Additionally, HealthEast aims to ensure a high-value total joint replacement episode even after the surgery. The health system sends patients messages after their surgery to improve post-acute care spending and outcomes.
“There are three or four messages after the surgery for six months,” Smith elaborated. “If they end up in the emergency room, guess what, they’re going to get admitted. And most of those patients don’t need to be admitted. So, we tailor that education around how to prevent readmissions. Our message says, ‘If you think you have a problem, first call your primary care doctor,’ or ‘If you start seeing redness around your wound, give your doctor a call and don’t automatically go to the ER.’”
Preventing avoidable hospital readmissions is key to avoiding value-based penalties from payers under initiatives like Medicare’s Hospital Readmissions Reduction Program or bundled payment models that measure readmission rates as part of incentive payment determinations.

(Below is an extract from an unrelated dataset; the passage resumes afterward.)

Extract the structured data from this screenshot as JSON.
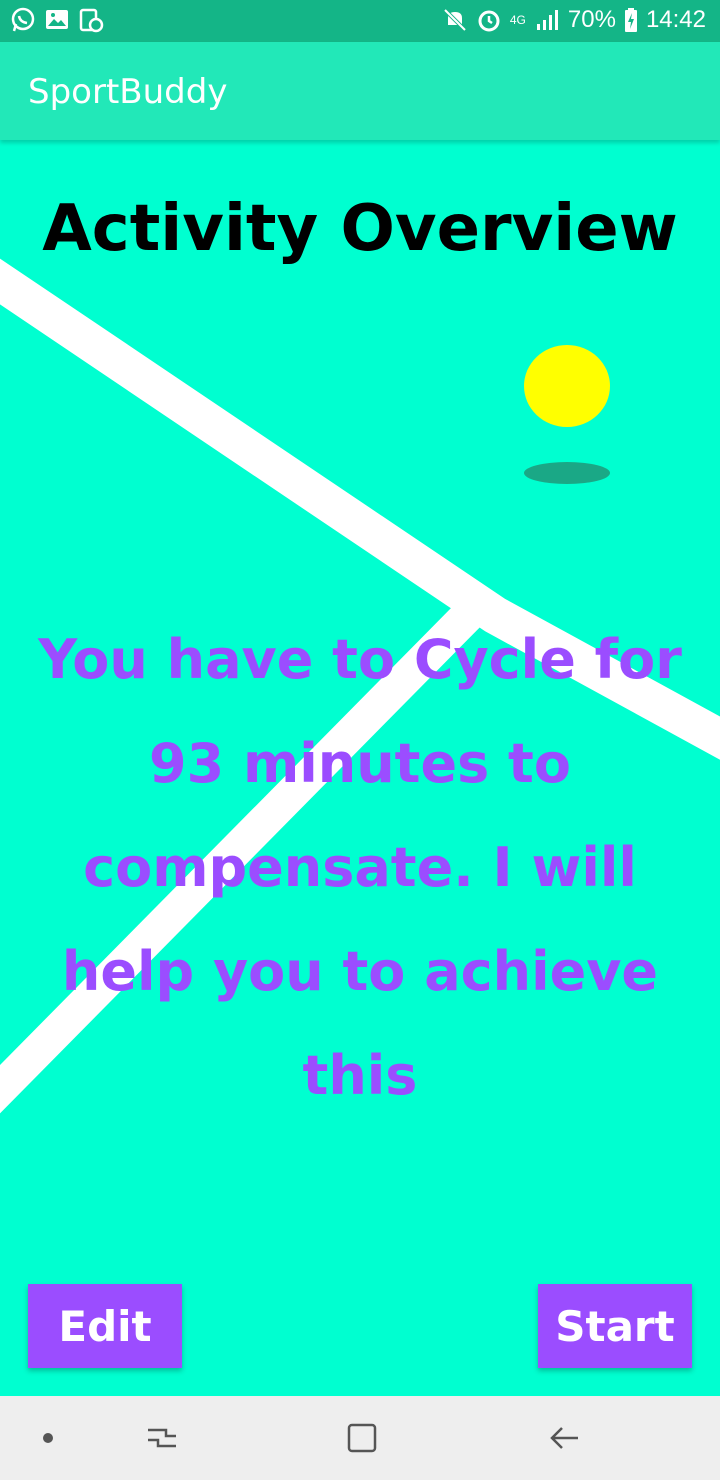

While providers were eager to deliver information to patients to ensure a high-value total joint replacement episode, HealthEast found that patients were receptive to receiving more information. Nearly 70 percent of patients enrolled in the first iteration of the patient education initiative opened at least one-half of the emails sent.
With patients engaging with the messages on top of orthopedic quality improvement projects, hospital readmissions fell to three percent even though the health system boasted a 3.8 percent hospital readmission rate prior to implementing the program, Smith reported.

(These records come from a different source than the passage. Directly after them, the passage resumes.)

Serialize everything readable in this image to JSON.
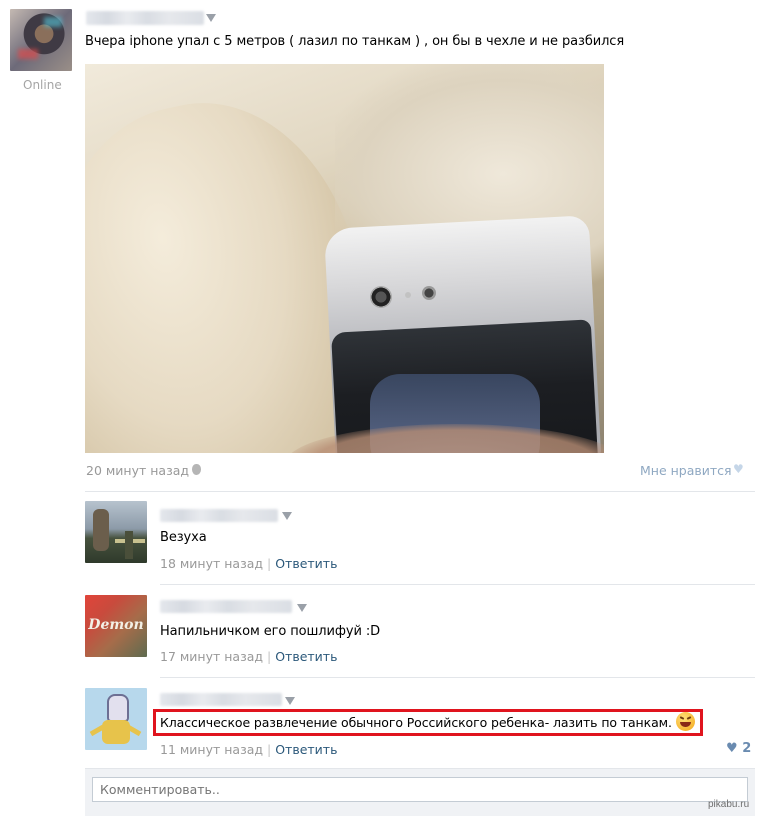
{
  "post": {
    "author_status": "Online",
    "text": "Вчера iphone упал с 5 метров ( лазил по танкам ) , он бы в чехле и не разбился",
    "time": "20 минут назад",
    "like_label": "Мне нравится"
  },
  "comments": [
    {
      "avatar_text": "",
      "text": "Везуха",
      "time": "18 минут назад",
      "reply": "Ответить"
    },
    {
      "avatar_text": "Demon",
      "text": "Напильничком его пошлифуй :D",
      "time": "17 минут назад",
      "reply": "Ответить"
    },
    {
      "avatar_text": "",
      "text": "Классическое развлечение обычного Российского ребенка- лазить по танкам.",
      "time": "11 минут назад",
      "reply": "Ответить",
      "likes": "2"
    }
  ],
  "comment_input": {
    "placeholder": "Комментировать.."
  },
  "watermark": "pikabu.ru",
  "colors": {
    "link": "#2b587a",
    "meta": "#999999",
    "highlight": "#e0141e",
    "like_heart": "#c5d6e8"
  }
}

Patients also heeded the advice given in the educational messages, preparing themselves to recover in a low-cost, familiar environment – their home. Now, only 6.2 percent of total joint replacement patients enrolled in the platform go to a skilled nursing facility after surgery instead of home versus almost one-quarter of all total joint replacement patients prior to platform implementation.
“We try to build in the education to change that mentality that has been built up over the last 20 years that says if you are over X age, well you’re just going to go to a nursing home to recover from this,” he remarked. “That’s not true anymore. We’re trying to battle that mentality, and we address some of that in the pre-op education.”
Patient education added an important layer to HealthEast’s orthopedic quality improvement initiatives, allowing patients to be a more active participant in increasing care value. Alongside patient navigator and quality improvement initiatives, the educational messages could help HealthEast to boost its revenue.
Preliminary data from UbiCare showed that interactive patient education may be able to reduce length of stay for total joint replacements by 15.6 percent.
A 15 percent reduction in length of stay would allow HealthEast to take on 268 new total joint replacement patients each year based on their case volume, resulting in almost $3.9 million in new potential revenue.
While generating additional revenue is a major bonus for HealthEast, Smith touted the health system’s quality improvements with total joint replacement episodes. As the health system prioritizes high-quality, affordable surgeries, HealthEast’s revenue potential should grow as productivity improves and value-based reimbursement rewards high-value care.
“You have to squeeze every dollar out you can,” Smith concluded. “But do it with the patient in mind and with quality and safety as the number one priority.”